As of last year, 1,428 public institutions have received permits from the FAA to use unmanned aerial vehicles (DRONES)—including the State Department, various law enforcement agencies and universities (see a map of active permitholders here). Now two New York Assemblymen have introduced bills that would sharply limit the use of drones by law enforcement agencies in the state.

The first bill, drafted by Bronx Assemblyman Luis Sepúlveda, prohibits authorities from using a drone to gather evidence "except when authorized under a warrant issued by a court of record or justified by lawful exception to the warrant requirement." In the memo accompanying the bill, Sepúlveda states that such an exception would include "hot pursuit, emergency, et cetera."

Assemblyman Sepúlveda, did not immediately return a phone call for comment, but in a statement, says that his bill is merely the first of several bills he intends to propose with relation to drones. Others would include:

Banning drones from being armed; clearly defining what constitutes a drone; restricting the use of drones by private citizens; and streamlining the mechanisms to secure permits for responsible drone usage concerning its commercial applications.

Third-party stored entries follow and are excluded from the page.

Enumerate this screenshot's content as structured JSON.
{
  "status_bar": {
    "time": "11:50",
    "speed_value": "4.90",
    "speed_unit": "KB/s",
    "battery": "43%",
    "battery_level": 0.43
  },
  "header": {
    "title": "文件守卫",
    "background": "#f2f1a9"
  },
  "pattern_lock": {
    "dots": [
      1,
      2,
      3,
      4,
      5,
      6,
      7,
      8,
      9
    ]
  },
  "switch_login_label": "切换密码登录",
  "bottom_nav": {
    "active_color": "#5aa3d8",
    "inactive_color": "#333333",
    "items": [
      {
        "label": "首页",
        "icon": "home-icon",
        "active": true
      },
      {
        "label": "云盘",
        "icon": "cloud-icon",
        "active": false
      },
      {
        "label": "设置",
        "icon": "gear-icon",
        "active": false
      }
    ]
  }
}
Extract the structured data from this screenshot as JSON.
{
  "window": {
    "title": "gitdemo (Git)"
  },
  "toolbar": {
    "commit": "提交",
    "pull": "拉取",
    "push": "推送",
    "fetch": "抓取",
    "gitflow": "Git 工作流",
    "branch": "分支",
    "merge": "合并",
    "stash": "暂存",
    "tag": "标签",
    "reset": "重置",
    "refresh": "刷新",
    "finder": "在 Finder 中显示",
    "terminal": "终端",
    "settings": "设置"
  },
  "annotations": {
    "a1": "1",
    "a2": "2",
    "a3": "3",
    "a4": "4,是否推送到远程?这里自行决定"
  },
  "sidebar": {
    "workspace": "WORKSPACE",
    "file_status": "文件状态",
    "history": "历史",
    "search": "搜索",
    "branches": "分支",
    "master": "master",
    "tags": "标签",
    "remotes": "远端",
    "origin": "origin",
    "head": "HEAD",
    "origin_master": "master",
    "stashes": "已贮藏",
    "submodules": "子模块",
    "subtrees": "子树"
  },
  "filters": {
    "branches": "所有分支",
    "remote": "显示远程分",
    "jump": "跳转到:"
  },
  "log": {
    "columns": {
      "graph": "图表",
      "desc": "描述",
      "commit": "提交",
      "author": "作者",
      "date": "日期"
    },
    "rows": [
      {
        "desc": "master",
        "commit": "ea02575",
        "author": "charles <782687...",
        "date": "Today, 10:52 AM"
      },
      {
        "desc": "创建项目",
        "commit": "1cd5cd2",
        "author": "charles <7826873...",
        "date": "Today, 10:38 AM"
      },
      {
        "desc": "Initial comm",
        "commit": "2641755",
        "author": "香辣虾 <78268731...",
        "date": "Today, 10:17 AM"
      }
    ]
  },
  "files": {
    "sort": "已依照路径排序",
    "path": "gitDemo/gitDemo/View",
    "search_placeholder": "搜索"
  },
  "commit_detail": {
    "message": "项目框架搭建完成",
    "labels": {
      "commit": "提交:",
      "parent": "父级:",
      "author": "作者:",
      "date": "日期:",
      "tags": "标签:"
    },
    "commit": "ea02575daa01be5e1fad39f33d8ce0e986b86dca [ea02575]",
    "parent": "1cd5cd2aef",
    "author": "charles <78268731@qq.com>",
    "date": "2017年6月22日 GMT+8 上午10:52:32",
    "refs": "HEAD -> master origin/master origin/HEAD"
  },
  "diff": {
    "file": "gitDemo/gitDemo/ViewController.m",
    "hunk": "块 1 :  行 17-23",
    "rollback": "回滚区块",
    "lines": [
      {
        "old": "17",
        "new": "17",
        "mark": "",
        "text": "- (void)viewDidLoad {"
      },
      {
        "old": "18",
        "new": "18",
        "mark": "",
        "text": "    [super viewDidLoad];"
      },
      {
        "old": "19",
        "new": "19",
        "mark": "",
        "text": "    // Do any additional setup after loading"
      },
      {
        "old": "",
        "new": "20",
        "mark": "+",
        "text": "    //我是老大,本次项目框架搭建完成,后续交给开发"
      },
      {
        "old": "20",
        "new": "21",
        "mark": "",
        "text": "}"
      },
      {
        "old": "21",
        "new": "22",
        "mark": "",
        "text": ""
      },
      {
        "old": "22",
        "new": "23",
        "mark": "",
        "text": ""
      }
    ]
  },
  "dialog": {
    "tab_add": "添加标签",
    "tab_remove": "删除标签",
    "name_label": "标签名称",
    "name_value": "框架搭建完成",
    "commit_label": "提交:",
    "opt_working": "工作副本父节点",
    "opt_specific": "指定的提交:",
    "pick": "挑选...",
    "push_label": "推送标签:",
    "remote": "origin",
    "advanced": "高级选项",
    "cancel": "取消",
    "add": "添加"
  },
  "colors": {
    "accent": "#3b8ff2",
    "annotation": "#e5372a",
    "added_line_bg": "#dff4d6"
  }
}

Brooklyn Assemblyman Nick Perry introduced his legislation one day after Sepúlveda, and it is considerably more expansive. Perry's bill allows law enforcement to use drones to conduct criminal investigations, but requires agencies obtain a warrant before beginning any surveillance. Perry does provide for "exigent circumstances" under which law enforcement may utilize drones.

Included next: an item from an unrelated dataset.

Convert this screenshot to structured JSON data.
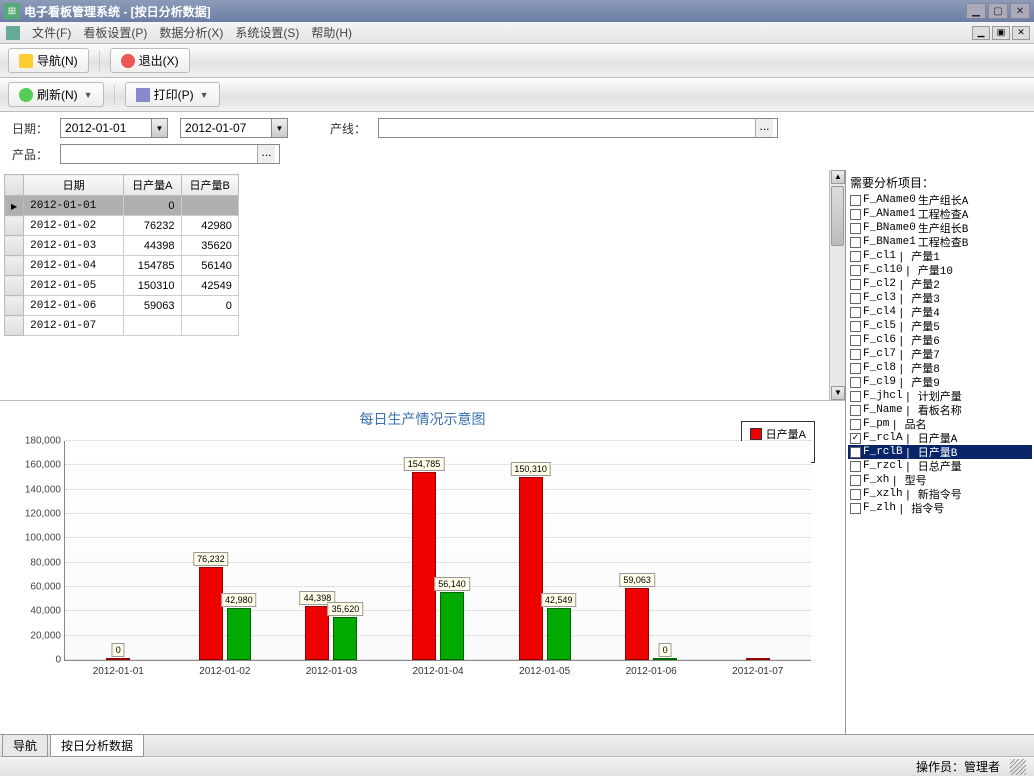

The bill also allows for civil actions "against a law enforcement agency to obtain all appropriate relief in order to prevent, restrain or remedy a violation of this section."

Perry's bill also allows for the use of drones "by a person for lawful purposes, including recreational or hobby purposes," a provision that mirrors current federal law. Commercial use of drones is currently prohibited until 2015, but the prohibition is widely ignored and not enforced.

The NYPD sought to obtain a drone in 2011, but spokesman Paul Browne told the Post, “We’ve looked at drones but haven’t deployed any."

[UPDATE] Kenneth Thomas, chief of staff to Assemblyman Sepúlveda, explained that their bill did not require law enforcement to obtain a warrant in every instance because they wanted to make the language more palatable to lawmakers and increase the likelihood of its passage through committee.

"We're trying to be very careful with the language, but we want assess the position of the ACLU, to assess the NYPD's position, so we kept the language nebulous," Thomas said, stressing that they plan on introducing more legislation to address different aspects of the drone issue. Thomas added that their lack of involvement with Perry's bill and vice-versa was "a miscommunication."

When asked to explain the broad powers Sepúlveda's bill would grant the NYPD in the use of drones, especially with regard to "emergencies" or exceptions for terrorist threats, Thomas said, "Certainly that's a concern. Our district is in the Bronx, so we're very accustomed to the privacy concerns of our constituents in relation to the NYPD, which are justified in many cases.

"But we don't want to preclude law enforcement from using the technology, so we're just being very careful with the language."

Assemblyman Nick Perry cited the need to be "proactive" on the issue of drones because "generally, the law does not keep pace with scientific developments."

When asked about the "exigent circumstances" under which law enforcement would be able to use drones in his bill, Perry said:

It's sort of like, in the Patriot Act, there's an ability to act very quickly. I think we have to be mindful of the fact that where there is reasonable suspicion and swft action is necessary, we do provide that possibility for the use of drones. We have to be realistic when we draft legislation.

Perry added that this is only the first draft of the bill, and that revisions are likely.